What about contributions from other simplices? That depends on which variables reach their nodes with nonzero coefficients. Let us assume that the inputs are distinct across simplices. We still have all affine function constants being calculated, right? Sure—but I can subtract them. Or better, I can set them to zero from the start, because I have enough degrees of freedom to do that. (I wrote down another exact solution to please my mathematical soul.) The formula becomes shorter, easier to check, and less error-prone—something I have always appreciated.
At the end, I just sum everything up. Only one node produces a nonzero value on points in the convex hull, and that sum is the output. No need for ReLU here.
I got a list of conclusions about double descent and suggested research topics in my article. If the post is all you're willing to read about the structure and corresponding NN model while still being curious about conclusions, see Section 2 of my article for them. I still have a few of side ideas, but I'm not sure that they are worth putting in the article. Here they are:
- We can implement NN layers with paired nodes, with opposite affine functions. They could be useful for creating simplicial meshes in computational geometry. In particular, together with a triangulation, a perfectly fitted NN model provides a function which computes values on the resulting mesh. Although these meshes are often not one-valued functions globally, such constructions can still work locally.
- A study to characterize the interaction between triangulation refinement and the gradient descent algorithm would be interesting, particularly its effect on overall solution quality and learning efficiency.

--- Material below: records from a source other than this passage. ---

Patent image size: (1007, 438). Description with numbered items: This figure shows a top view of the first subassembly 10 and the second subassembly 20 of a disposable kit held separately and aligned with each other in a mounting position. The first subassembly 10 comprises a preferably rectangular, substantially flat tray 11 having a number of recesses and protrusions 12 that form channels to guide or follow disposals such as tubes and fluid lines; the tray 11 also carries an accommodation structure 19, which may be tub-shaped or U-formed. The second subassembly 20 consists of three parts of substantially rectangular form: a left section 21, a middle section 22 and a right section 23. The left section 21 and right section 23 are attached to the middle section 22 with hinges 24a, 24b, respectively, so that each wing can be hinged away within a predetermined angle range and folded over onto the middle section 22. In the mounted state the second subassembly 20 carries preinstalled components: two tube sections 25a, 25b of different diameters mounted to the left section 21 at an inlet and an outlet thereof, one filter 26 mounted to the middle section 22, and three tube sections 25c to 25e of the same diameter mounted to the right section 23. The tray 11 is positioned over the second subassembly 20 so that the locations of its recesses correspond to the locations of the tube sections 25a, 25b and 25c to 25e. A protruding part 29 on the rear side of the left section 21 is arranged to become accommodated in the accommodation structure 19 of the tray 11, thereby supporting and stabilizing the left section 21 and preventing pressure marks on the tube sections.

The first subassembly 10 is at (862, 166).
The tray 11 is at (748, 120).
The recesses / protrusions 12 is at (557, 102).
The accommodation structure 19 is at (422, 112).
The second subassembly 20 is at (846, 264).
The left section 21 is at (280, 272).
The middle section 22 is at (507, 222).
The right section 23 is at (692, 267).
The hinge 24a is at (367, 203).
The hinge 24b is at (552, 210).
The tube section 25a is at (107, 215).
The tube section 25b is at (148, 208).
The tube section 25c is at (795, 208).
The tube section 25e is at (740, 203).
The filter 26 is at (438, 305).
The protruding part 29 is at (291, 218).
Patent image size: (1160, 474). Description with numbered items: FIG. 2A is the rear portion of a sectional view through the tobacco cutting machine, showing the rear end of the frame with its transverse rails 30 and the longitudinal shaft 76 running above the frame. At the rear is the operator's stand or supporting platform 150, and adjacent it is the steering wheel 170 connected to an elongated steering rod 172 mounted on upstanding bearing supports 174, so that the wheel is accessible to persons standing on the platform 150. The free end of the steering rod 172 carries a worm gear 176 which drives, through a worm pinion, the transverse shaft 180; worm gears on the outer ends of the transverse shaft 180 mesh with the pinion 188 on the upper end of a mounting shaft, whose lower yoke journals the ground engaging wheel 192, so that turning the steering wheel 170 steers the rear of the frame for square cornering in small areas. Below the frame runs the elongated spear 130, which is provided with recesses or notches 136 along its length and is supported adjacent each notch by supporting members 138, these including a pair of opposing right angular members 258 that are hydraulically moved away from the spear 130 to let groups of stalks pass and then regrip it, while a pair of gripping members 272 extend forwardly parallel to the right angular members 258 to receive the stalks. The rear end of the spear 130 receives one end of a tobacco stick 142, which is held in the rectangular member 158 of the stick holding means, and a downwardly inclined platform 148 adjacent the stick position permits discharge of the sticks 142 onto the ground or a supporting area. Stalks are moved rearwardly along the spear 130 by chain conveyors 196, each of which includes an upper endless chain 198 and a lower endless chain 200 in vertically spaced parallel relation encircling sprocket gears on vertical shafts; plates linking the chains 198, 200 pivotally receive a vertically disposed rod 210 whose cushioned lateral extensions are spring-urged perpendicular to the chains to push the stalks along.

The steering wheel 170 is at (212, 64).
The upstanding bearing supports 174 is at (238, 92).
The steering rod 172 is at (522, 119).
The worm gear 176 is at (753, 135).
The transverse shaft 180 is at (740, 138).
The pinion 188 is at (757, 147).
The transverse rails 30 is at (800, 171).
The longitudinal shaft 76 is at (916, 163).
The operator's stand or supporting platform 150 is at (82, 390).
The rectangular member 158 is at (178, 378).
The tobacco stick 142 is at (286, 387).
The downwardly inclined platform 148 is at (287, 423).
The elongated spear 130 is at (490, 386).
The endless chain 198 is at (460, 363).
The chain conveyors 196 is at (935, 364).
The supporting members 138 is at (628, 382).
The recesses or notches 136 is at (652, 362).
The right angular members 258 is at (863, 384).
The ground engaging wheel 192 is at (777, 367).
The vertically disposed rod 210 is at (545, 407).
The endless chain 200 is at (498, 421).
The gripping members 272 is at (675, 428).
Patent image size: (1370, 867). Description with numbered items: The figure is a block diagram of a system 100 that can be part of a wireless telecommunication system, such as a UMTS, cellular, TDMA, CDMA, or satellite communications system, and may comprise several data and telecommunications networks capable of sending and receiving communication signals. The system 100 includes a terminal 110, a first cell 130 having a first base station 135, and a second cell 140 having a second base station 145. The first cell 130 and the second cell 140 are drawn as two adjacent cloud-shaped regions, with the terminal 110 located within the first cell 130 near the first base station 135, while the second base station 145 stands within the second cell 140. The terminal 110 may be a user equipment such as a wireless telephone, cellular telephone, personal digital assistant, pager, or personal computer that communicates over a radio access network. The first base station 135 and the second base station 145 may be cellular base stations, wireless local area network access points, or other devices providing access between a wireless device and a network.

- I am curious about implementing a SWLI model in practice, although I do not see an immediate application beyond a proof of concept. Perhaps we can compare computational complexity with NN models. In a simple setting—two variables, three records, one output column—an implemented SWLI model appears quicker to construct than to train an NN. It would be informative to understand when gradient descent outperforms triangulation-based constructions. One possible direction is to initialize an NN using SWIM model parameters derived from a triangulation to accelerate training. Such an approach might also help computational geometry specialists in 3D vision obtain better meshes, which remains challenging even with Delaunay triangulations.
You can see an example of a 3D mesh used in computer vision on the right. Here is the source of the image:
https://freesvg.org/wireframe-head-image
I have used AI to get citations for the results I need in my article. For the most part it had been working fine, although it can generate books which do not exist and point to sources which use similar words but unrelated concepts. At least it provides a list one can examine. I recommend adding "Do not change math" to any math text where you want to check grammar and level of formality.
For those who got to this point, thank you for your time!